"No; not so much of it even as you have heard. Now, look here, Cora, you think it inconsistent perhaps that I should have brought this woman to Rockhold years ago to become your governess, and now, when she is my father's wife, object to your intimacy with her. In the first instance she has been far, very far, 'more sinned against than sinning;' she had been very imprudent, that was all. She was really the wife, by Scotch law, of the boy she ran away with and then lost. I saw nothing in her case that ought to prevent her entrance into a respectable family, and Heaven knows I pitied her and tried to save her by bringing her to Rockhold. I saved her only for a few years. After she left us—but there, I cannot tell you that story! You must not be intimate with her."
"Yet she is my grandfather's wife!"
"An irreparable misfortune. I can't expose her life to him; such a blow to his pride might be his death, at his age. No! events must take their course; but I hope he will not take her to any place where she is likely to be recognized. Nor do I think he will. He is aging fast, and will be likely to live quietly at Rockhold."
"And I think she also would avoid such risks. She was terribly frightened when she recognized the Dean of Olivet. Was he really her stepfather, the once poor curate?"
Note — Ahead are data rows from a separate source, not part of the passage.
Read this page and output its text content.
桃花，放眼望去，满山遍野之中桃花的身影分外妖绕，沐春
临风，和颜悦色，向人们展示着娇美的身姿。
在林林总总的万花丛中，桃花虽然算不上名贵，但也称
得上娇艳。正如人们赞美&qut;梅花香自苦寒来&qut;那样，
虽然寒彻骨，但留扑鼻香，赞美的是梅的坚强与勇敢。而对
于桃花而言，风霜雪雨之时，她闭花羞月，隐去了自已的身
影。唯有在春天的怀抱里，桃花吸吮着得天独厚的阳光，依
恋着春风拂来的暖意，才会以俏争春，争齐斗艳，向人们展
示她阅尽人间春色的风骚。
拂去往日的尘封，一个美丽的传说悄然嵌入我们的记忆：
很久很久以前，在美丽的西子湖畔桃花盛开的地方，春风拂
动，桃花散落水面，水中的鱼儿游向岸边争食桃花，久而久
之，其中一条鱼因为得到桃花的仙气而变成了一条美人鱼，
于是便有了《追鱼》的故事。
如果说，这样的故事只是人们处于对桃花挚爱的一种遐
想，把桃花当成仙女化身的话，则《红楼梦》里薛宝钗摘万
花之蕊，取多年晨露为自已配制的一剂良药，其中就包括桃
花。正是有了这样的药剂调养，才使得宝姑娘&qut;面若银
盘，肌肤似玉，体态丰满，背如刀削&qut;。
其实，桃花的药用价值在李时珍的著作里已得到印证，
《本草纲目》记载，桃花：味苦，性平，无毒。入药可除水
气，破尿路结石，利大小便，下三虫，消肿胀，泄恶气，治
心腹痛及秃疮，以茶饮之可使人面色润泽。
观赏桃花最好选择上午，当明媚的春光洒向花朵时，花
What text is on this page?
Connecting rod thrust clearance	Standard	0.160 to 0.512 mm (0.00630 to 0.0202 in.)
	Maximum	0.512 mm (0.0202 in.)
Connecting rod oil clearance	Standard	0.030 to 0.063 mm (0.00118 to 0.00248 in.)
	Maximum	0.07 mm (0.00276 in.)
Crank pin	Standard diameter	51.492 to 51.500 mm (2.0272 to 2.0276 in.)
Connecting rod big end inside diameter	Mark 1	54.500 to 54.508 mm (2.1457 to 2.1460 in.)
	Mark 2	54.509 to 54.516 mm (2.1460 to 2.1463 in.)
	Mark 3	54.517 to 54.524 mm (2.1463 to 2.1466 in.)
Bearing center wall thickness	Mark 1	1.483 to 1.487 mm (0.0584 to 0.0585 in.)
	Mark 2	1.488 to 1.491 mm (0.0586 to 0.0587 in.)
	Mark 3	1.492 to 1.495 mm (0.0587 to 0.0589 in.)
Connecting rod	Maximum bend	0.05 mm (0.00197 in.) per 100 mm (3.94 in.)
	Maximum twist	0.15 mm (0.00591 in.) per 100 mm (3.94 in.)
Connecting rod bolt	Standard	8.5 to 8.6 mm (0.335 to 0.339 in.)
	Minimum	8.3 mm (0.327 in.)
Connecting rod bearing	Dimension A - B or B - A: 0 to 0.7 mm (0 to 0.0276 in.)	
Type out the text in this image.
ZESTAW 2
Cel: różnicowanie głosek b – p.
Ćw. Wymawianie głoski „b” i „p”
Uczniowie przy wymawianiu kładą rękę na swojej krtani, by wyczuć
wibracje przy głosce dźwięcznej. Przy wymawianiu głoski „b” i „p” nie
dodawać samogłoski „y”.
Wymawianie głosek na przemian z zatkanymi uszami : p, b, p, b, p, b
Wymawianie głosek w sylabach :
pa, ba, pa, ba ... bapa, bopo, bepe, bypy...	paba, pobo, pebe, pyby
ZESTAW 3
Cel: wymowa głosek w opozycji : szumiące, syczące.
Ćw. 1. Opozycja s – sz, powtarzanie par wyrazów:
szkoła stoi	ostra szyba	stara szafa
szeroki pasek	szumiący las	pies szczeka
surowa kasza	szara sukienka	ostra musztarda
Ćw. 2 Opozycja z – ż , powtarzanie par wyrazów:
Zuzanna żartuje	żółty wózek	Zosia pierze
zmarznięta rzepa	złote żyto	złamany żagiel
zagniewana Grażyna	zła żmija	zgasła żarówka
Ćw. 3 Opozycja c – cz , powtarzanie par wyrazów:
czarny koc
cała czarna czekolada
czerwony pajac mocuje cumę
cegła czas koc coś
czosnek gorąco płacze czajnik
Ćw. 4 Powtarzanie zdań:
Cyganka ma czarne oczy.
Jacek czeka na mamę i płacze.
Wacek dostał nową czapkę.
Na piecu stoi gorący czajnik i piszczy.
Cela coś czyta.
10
"Yes. You see while they were lionizing him in the Eastern cities, his portrait, with a short biographical notice, was published in one of the illustrated weeklies, where I read of him, and identified him by comparing notes with what I had heard."
"How came he to rise so high?"
"Oh, he was a learned divine and eloquent orator. He was well connected, too. It would seem that a very few months after his step-daughter's flight he was inducted into that rich living for which he had been waiting so many years. From that position his rise was slow indeed, covering a period of twenty years, until a few months ago, when he was made Dean of Olivet."
"To think that a man capable of quarreling with his wife and ill-using their step-child should fill so sacred a position in the church!" exclaimed Cora.
"Yes; but you see, my dear, the church is his profession, not his vocation. He is a brilliant pulpit orator, with influential friends; but every brilliant pulpit orator is not necessarily a saint. And as for his quarreling with his wife and ill-using their step-daughter, we have heard but one side of that story."
When they entered the Rockhold drawing room they found Mrs. Rockharrt alone. She arose and came forward and received them with a smile.